Almost Oily
by Amy Zidell
07.01.10
What can we learn from the movie Aliens and the show Huckabee in relation to the blown out BP deep-water oil well? They may reveal a possible explanation why stopping the gushing oil is taking so long.
While recovering from a particularly nasty 24-hour stomach thing, I sat down and flipped through the channels to find something to watch. As I paused a few seconds on the Fox News Channel, a tease for the next segment of Huckabee caught my eye. He was going to feature numerous inventors demonstrating their products or devices that could be employed to clean up the oil spewing into the Gulf. I had to see this; I stayed with Fox News.
On the Huckabee stage, in front of a live studio audience, a demonstration area was set up complete with a couple of large fish tanks. One by one, the inventors used water filled tanks to represent the Gulf of Mexico. They poured oil, or fluids meant to simulate oil, into the tanks and then would introduce their products whether powder, liquid, special mats, or material that looked like dirt.
Viola, the pesky oil became solid, or easier to scoop up, or was repelled entirely from demonstration feathers. The phrase, "completely inert," was used frequently. When former Arkansas Governor Mike Huckabee asked the oil industry expert on hand whether or not a seemingly miraculous product could work in the Gulf, the expert was encouraging and nodded a lot.
Then a massive device was demonstrated via video. This metal contraption, as big as a small bus and looking like it could be a turbo charger for a steamship, cleans water and recovers oil. This device is tried and true, already in use with natural gas drilling in a southern state. Unlike most of the other inventors when asked if the company was in contact with BP, the answer was, "Yes."
That's when my old-school incandescent light bulb went off. Recovery was the key objective.
At every briefing, Admiral Thad Allen, cites a quantity of how many barrels of oil have been produced. Certainly, this figure is important. The more barrels produced, the fewer barrels free floating in the ocean.
I'm not an engineer, but it seems to me that stopping an oil leak is very different from capturing leaking oil. No matter how completely inert an oil stopping substance may be, how does one recover oil once it has been transformed into a solid ball? Probably, you don't.

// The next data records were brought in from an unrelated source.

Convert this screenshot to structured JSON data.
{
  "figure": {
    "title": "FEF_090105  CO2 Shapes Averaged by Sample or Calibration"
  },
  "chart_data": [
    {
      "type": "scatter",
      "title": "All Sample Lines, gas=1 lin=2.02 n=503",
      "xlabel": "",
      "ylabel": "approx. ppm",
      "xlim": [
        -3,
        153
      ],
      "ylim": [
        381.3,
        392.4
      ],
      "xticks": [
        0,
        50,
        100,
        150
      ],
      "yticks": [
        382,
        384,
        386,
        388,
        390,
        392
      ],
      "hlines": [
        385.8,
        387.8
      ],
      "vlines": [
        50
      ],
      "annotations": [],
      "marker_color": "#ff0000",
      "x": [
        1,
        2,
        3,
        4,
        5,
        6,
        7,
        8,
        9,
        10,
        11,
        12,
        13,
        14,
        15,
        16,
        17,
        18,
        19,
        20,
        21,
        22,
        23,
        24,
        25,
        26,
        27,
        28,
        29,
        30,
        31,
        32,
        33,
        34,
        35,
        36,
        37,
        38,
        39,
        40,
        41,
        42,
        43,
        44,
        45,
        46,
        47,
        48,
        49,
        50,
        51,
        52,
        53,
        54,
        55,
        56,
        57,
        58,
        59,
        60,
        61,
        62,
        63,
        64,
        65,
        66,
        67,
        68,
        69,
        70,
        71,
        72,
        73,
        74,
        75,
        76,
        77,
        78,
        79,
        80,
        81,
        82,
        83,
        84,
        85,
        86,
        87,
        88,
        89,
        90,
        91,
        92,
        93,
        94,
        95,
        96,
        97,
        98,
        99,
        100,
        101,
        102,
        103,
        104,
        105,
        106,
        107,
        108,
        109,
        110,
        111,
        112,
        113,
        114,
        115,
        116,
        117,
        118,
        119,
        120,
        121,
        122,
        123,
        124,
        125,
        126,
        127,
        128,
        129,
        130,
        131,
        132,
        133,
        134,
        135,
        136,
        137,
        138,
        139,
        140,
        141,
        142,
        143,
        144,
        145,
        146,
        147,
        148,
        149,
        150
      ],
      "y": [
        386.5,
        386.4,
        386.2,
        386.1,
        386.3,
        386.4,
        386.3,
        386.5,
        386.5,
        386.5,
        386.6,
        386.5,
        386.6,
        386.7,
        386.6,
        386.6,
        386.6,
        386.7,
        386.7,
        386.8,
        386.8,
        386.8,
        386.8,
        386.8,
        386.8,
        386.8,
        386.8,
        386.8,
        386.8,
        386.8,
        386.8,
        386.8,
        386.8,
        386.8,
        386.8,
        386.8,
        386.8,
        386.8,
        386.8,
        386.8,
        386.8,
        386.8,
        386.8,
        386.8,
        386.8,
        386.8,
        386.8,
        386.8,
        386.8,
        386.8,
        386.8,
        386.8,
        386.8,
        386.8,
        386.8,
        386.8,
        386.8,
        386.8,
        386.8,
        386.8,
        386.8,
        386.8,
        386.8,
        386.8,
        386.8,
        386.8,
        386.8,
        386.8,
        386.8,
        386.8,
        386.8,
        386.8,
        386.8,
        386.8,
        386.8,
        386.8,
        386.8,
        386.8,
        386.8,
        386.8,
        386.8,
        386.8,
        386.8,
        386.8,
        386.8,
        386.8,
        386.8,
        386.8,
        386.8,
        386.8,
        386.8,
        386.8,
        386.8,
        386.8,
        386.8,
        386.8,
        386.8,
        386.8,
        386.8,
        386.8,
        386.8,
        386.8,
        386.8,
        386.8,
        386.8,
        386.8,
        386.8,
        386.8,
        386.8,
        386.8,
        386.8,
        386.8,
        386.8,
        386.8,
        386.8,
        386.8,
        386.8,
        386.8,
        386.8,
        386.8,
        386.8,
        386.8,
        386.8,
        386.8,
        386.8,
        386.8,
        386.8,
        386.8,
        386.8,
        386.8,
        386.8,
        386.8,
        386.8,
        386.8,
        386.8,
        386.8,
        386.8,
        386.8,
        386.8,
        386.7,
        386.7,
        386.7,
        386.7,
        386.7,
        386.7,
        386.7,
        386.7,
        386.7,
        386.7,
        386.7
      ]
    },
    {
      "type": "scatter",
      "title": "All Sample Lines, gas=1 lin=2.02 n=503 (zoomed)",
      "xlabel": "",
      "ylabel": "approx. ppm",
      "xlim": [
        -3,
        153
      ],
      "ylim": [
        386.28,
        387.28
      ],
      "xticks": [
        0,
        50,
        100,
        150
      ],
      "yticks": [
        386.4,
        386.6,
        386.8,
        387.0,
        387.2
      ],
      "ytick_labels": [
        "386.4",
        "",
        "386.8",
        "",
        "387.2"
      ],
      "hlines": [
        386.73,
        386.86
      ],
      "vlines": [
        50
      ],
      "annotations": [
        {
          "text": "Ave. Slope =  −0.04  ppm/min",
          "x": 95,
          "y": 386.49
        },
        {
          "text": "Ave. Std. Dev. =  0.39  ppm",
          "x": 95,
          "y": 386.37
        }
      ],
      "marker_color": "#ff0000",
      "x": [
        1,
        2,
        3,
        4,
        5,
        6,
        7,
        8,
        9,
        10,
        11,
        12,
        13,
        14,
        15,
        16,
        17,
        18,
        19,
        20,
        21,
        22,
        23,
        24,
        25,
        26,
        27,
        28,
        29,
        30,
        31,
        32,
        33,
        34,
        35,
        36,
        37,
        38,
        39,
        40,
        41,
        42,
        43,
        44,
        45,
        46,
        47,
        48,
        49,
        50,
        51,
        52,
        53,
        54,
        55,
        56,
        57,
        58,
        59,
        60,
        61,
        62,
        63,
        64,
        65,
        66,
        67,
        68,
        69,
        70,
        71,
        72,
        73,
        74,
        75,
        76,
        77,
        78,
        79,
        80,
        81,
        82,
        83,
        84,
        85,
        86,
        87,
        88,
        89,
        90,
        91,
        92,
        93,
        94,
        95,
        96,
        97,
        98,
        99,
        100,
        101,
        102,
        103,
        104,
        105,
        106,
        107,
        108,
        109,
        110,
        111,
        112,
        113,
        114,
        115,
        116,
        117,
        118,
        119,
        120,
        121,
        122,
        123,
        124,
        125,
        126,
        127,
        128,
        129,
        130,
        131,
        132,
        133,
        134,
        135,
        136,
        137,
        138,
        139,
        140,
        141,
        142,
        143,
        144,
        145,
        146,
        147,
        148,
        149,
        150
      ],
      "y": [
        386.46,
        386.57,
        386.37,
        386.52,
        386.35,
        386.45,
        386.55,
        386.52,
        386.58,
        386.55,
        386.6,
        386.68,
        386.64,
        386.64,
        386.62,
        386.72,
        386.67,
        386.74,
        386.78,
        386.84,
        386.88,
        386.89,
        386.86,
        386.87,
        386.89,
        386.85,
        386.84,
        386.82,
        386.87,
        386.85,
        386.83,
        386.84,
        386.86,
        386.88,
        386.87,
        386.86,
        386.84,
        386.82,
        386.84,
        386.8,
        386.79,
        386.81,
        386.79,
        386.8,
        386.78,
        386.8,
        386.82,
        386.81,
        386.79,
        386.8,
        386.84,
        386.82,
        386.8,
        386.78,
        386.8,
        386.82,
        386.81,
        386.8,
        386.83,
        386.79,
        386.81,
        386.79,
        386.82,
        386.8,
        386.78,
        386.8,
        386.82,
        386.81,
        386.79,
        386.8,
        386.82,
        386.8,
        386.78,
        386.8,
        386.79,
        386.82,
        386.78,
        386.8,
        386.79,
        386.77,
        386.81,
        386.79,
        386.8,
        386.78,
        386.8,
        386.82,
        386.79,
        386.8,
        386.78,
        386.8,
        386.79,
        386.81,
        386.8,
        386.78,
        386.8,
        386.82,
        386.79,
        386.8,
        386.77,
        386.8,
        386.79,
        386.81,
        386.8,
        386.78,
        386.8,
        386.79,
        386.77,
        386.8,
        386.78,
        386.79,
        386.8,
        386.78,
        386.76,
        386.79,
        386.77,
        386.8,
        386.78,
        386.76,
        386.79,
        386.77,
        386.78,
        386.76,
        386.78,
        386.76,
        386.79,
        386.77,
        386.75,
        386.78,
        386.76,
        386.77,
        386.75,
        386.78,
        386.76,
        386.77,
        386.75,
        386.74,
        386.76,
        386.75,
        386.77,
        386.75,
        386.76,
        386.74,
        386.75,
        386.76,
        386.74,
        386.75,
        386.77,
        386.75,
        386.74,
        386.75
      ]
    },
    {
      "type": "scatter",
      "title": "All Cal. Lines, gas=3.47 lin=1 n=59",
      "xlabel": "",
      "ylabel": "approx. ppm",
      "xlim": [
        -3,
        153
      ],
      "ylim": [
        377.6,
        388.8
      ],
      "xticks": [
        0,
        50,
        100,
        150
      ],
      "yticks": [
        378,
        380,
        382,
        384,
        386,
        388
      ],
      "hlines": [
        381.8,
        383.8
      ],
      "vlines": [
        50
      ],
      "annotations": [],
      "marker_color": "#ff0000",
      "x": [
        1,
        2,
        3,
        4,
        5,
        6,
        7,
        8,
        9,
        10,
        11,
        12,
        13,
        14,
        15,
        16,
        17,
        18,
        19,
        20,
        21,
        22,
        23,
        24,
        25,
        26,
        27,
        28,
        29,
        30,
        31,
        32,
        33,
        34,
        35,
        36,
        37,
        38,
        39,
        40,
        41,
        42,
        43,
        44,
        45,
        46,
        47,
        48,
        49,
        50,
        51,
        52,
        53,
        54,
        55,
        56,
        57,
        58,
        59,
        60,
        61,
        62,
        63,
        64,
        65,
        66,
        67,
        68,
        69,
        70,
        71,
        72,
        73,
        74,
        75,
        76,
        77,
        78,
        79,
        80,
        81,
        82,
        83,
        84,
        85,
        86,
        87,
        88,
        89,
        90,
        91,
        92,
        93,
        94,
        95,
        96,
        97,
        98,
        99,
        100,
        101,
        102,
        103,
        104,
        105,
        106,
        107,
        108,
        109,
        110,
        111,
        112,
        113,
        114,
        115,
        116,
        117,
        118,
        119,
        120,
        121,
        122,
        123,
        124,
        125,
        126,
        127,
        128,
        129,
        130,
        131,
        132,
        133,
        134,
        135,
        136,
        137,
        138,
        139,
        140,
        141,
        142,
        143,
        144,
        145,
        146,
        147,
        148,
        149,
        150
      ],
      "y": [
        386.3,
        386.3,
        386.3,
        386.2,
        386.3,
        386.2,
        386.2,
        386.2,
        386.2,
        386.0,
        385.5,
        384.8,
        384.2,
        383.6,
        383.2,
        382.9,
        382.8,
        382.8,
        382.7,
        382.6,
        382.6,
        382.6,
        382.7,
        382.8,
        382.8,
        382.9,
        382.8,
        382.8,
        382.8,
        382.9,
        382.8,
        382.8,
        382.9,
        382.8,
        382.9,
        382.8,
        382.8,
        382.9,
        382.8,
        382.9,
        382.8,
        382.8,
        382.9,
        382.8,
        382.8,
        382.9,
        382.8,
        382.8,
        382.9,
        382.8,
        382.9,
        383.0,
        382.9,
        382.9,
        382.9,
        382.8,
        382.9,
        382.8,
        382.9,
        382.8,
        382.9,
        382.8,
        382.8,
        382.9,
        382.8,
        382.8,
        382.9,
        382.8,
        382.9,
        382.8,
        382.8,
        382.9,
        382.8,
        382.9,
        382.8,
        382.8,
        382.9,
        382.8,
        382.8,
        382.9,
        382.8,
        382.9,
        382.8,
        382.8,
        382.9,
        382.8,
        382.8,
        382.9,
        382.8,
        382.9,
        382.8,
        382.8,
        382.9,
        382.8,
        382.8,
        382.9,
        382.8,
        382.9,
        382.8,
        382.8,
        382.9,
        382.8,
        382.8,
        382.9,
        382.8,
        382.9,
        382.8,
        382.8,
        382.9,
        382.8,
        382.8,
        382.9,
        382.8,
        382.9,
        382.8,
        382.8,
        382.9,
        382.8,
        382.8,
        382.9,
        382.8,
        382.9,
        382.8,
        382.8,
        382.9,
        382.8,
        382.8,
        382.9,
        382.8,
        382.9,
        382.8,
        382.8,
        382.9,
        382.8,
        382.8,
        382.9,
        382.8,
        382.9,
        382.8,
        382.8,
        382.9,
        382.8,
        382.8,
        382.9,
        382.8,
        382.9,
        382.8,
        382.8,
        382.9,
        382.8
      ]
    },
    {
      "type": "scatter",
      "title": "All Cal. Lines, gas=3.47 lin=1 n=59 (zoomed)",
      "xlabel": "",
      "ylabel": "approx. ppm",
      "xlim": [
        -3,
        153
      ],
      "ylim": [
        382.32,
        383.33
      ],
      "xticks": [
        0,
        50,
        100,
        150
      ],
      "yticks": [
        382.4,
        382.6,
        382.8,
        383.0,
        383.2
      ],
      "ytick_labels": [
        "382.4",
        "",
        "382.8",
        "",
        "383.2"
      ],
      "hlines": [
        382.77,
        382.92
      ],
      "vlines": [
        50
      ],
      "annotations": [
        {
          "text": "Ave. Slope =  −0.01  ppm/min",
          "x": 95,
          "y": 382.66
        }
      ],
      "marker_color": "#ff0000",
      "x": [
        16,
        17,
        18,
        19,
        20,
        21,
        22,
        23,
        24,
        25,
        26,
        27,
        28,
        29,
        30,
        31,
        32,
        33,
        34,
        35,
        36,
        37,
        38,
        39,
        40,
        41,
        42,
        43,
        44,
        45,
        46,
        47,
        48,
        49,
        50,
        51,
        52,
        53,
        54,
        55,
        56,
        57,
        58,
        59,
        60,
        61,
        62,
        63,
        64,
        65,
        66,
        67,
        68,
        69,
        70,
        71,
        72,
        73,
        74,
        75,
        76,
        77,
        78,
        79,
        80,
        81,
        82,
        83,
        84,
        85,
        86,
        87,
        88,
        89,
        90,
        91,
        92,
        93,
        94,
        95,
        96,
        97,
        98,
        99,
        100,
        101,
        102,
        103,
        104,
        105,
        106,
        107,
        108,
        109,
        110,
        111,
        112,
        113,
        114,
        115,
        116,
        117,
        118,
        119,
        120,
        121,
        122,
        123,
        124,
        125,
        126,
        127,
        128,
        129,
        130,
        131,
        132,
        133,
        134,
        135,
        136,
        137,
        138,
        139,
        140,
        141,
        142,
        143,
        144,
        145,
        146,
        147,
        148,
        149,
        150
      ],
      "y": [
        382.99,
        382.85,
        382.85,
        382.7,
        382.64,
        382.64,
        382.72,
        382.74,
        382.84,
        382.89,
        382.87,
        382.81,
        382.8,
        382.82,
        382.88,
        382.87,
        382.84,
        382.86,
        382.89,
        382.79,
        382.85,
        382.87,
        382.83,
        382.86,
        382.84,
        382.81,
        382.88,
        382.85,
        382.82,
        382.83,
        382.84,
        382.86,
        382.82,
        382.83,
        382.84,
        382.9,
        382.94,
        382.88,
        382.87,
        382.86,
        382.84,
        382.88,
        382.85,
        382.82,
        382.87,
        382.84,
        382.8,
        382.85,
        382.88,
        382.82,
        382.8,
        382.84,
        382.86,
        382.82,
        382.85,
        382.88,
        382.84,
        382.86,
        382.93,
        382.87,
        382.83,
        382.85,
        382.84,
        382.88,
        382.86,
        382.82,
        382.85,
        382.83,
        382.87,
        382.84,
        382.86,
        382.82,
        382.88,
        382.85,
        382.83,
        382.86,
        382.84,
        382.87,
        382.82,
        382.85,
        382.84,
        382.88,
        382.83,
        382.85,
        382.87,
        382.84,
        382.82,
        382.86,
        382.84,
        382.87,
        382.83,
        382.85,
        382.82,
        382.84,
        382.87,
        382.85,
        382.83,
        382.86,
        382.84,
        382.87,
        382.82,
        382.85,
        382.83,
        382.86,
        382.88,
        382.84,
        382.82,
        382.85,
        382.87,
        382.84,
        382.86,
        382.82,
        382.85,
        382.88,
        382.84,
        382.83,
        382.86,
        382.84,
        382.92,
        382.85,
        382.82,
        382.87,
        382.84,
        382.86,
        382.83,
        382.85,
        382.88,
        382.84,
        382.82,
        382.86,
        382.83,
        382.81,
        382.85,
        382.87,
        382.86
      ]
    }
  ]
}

That's the Huckabee part. Now for Aliens, and not the illegal kind. A few days later, scrolling through the onscreen television program guide this time, I saw Aliens was on and decided to relax with the remainder of the classic sci-fi movie. A basic part of the Alien franchise is: stay alive, save the humans, keep the Aliens from spreading, and kill the Aliens. Of course, that's from the perspective of heroic protagonist Ellen Ripley, played by Sigourney Weaver. In Aliens corporate bad guy, Carter Burke, played by Paul Reiser, wants to RECOVER an Alien because the creature could be valuable to the company. Burke also, is an impediment to the plan that would quickly annihilate the Aliens by turning the planet into a massive nuclear bomb, as the, "installation," on the planet is a multi-million dollar facility. Burke's recovery interest and facility protection interferes with simply escaping the planet and blowing up the Aliens. This contributes to most of the team being killed, and, in the end, the planet still goes ka-boom.
The parallel is crystal clear to me.
Add to this, in the realm of curiously interesting, that the same James Cameron who wrote and directed Aliens, also offered his deep-water expertise to the blown BP well. That's less than six degrees of oily separation.